De prooi is gevangen dus is de lol eraf, zoiets.
Blijft
het boek voor jou van speciale waarde? Ben je er nog steeds trots op?
Natuurlijk ben
ik wel trots op mijn boeken, het zijn allemaal kindjes van me! Sommige stukken
kan ik ook nog uit het hoofd herhalen, of ik weet op welke bladzijde iets leuks
staat. Dat ik het nooit meer lees wil niet zeggen dat ik er niet fier op zou
zijn, eerder in tegendeel!
Zou je het verhaal weer zo schrijven?
Ik heb
mettertijd geleerd om korter te schrijven, dat zou ik niet graag meer afleren.

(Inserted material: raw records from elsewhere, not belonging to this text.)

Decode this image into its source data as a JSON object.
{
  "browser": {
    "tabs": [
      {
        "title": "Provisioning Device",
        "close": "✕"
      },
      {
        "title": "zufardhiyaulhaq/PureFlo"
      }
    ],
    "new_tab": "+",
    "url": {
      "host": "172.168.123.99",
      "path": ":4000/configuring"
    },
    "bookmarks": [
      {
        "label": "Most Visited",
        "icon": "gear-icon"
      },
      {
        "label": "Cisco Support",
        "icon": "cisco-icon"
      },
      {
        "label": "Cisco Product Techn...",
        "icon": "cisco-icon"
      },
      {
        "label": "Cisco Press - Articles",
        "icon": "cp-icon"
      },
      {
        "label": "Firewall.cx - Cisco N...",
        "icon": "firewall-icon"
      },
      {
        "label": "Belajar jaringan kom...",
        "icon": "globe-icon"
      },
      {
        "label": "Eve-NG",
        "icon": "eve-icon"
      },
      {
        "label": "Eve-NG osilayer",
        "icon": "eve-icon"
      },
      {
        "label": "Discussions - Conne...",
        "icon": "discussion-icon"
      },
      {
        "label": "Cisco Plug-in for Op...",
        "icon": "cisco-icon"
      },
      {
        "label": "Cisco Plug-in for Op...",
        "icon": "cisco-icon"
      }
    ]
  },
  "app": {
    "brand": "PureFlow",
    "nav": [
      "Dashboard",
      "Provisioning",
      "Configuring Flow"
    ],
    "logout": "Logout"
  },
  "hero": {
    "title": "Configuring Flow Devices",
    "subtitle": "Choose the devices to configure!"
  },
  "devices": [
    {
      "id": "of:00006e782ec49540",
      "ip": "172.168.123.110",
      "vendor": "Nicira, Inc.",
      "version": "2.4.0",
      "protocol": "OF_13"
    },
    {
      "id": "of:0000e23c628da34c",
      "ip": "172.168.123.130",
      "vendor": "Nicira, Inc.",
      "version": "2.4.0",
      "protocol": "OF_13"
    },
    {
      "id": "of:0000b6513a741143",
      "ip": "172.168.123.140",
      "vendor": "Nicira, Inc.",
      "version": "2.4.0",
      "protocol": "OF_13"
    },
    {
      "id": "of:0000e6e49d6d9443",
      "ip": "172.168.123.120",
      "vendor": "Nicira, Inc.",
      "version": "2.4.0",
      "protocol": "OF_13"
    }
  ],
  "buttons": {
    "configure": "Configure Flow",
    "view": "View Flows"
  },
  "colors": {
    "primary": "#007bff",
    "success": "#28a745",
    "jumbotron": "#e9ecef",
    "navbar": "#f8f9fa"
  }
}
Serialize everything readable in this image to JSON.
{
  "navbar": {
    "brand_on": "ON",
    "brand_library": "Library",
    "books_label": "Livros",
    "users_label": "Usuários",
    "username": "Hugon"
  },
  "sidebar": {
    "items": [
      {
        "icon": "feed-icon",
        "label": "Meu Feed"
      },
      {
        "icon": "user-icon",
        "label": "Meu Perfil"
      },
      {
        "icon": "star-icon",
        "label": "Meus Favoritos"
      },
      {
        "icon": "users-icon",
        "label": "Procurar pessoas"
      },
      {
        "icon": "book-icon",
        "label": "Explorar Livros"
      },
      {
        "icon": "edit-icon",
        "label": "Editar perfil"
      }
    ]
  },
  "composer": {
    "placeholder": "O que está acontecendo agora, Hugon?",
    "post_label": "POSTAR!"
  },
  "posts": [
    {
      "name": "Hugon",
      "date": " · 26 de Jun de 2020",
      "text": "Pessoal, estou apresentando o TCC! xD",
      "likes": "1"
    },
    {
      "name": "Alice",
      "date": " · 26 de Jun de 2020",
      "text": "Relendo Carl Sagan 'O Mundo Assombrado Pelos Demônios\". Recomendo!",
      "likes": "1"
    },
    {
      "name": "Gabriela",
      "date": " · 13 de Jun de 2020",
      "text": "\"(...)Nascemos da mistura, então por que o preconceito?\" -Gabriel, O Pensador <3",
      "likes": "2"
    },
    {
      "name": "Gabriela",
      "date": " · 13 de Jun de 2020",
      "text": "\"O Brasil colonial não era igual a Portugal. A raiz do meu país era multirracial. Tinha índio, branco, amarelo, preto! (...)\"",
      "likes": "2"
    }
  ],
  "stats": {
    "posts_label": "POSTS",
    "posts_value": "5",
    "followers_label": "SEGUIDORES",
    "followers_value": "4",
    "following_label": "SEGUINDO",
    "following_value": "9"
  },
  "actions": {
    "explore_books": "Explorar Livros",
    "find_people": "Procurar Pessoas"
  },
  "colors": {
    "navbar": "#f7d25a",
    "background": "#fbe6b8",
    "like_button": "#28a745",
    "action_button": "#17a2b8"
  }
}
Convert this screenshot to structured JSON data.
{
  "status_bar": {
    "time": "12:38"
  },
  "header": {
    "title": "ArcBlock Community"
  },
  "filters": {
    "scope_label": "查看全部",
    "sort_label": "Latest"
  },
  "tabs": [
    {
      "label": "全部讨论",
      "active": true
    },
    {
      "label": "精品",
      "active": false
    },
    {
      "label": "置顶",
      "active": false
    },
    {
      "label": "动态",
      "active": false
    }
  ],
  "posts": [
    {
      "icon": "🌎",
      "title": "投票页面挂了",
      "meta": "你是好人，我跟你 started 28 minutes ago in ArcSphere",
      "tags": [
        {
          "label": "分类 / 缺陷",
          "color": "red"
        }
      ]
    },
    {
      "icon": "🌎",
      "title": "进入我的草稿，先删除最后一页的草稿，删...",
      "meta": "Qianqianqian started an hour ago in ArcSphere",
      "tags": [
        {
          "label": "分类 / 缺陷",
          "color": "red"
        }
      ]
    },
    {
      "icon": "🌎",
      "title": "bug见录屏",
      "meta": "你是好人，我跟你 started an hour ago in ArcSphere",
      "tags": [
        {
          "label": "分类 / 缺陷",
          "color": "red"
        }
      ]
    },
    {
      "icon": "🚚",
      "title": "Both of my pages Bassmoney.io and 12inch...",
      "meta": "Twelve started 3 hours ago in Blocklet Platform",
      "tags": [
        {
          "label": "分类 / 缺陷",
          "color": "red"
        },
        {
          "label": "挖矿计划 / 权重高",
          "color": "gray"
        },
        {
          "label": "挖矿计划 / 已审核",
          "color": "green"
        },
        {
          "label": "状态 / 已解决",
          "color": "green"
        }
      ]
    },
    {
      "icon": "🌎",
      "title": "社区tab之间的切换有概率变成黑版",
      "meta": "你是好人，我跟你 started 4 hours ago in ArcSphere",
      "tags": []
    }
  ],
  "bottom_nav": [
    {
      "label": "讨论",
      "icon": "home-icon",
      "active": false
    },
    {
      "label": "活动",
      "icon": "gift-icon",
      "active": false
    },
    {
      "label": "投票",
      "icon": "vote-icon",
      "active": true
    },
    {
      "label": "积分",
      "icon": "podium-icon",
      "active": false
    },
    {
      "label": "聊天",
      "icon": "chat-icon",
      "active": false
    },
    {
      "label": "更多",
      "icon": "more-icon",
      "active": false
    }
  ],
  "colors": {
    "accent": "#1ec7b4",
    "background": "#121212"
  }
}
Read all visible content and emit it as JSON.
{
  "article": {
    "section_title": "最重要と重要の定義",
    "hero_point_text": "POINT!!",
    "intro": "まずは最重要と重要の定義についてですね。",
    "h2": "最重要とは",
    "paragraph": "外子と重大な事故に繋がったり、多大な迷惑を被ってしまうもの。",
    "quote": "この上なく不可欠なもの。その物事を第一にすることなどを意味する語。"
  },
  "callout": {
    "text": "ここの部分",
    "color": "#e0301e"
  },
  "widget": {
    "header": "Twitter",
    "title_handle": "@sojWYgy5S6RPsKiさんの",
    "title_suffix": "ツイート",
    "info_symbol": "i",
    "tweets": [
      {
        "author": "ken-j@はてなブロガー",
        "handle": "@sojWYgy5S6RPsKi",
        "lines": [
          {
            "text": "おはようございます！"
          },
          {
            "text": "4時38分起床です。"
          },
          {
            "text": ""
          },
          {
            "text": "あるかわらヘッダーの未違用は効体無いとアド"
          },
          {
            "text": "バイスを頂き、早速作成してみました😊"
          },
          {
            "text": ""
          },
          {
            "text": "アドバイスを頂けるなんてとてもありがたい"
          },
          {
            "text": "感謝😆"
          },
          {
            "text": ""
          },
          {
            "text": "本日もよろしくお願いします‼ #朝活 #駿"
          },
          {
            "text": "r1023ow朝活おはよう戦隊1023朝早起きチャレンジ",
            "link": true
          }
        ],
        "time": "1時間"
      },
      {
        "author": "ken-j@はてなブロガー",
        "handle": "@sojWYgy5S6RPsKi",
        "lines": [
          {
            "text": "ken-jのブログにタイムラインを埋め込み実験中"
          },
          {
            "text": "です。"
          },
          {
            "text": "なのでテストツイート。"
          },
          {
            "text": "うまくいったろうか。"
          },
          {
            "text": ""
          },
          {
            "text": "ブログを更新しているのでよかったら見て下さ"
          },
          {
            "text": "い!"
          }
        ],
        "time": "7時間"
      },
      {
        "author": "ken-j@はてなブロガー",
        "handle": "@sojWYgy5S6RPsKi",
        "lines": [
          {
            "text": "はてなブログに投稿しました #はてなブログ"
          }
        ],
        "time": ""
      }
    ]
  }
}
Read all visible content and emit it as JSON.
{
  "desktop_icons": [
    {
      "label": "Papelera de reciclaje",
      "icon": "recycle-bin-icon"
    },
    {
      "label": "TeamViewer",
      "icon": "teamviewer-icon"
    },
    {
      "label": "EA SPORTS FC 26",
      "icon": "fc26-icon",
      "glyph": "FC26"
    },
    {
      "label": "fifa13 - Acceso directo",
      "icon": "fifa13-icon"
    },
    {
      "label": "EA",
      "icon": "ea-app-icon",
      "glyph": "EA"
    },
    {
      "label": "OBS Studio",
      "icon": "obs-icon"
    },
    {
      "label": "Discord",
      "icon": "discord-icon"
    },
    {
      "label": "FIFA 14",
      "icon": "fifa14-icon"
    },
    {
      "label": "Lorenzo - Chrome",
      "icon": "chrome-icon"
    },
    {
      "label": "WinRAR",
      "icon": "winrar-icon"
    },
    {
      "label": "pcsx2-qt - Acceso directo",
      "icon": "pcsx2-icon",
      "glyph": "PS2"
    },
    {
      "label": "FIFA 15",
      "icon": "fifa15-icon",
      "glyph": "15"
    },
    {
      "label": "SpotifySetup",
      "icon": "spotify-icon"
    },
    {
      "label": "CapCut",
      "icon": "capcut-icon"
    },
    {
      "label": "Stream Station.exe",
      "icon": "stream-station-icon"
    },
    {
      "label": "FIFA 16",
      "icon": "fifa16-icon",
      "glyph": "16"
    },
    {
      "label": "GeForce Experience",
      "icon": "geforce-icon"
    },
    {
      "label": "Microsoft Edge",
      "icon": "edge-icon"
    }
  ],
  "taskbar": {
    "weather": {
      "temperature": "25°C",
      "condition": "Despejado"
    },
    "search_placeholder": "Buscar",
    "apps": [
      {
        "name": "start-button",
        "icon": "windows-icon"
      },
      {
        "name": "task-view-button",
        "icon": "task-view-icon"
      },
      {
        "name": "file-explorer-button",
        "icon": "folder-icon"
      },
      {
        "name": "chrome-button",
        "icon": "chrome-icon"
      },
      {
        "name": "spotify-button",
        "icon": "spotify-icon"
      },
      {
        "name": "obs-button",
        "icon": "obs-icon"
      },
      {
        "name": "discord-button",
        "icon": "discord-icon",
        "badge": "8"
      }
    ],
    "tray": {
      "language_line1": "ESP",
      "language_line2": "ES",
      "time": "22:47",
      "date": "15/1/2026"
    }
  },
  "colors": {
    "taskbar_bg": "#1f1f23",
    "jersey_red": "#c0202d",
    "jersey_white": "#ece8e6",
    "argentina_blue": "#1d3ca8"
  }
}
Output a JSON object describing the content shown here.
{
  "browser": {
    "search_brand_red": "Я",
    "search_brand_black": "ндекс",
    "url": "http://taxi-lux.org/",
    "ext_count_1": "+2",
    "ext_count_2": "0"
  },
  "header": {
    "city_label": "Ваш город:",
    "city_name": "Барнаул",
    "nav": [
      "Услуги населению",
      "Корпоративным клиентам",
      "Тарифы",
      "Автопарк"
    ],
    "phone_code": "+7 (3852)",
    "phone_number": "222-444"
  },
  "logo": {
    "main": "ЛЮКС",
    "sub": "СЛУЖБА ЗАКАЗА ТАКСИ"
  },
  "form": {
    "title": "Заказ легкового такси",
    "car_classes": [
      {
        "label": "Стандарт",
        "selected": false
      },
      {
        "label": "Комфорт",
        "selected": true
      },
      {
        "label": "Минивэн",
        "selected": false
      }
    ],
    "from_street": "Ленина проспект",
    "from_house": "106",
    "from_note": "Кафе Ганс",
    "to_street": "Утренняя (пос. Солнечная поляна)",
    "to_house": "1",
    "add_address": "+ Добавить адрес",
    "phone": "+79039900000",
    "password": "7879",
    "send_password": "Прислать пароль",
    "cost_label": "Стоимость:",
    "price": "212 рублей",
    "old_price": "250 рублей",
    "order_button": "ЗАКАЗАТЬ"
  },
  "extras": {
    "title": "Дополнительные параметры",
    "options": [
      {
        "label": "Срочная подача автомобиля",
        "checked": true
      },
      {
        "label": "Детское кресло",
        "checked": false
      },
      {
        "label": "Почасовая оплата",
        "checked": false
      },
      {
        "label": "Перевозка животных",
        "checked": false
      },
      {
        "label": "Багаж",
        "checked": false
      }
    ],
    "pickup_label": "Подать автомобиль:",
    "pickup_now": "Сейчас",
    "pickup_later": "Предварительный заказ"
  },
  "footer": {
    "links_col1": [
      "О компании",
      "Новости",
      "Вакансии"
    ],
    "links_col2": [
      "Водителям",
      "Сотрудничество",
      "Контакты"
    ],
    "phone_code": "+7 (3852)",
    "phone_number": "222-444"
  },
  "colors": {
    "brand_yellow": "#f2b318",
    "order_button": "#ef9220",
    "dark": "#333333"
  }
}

Mijn wat dikkere eerste boeken hadden zeker succes, veel lezers vonden die
lange verhalen prachtig. Maar tegenwoordig vind ik het belangrijker dat een
verhaal vaart houdt, dus doe ik het wat korter. Ik zou mijn eersteling dus niet
meer zo schrijven. Wat niet wil zeggen dat ik het niet goed meer vind (haastte
hij zich te zeggen!), wel dat ik het nu anders zou doen. Misschien in twee
delen of zo?
Weet
je nog hoe het publiek reageerde op jouw debuut? Was het een groot succes
qua leesreacties, verkoop? In Vlaanderen? In Nederland?
Recensies en
reacties zijn tot nu toe zonder uitzondering lovend geweest, ook van mijn
debuut. Verkoop is altijd ‘een dingetje’, om maar een neologisme te gebruiken.
Het aanbod – vooral van vertaalde boeken – is zo enorm, dat het erg moeilijk is
om op te vallen. Je moet eerst je plekje veroveren, pas na een paar jaar begint
de verkoop wat te lopen. Geduld is dus een belangrijke eigenschap voor een schrijver,
een eigenschap die ik overigens compleet mis.
Kwam
het boek in de VN thrillergids en hoe werd het boek daarin beoordeeld?
Hecht je daar belang aan?
Ik hecht zeker
belang aan recensies in de mainstream media, dus ook in de VN-thrillergids.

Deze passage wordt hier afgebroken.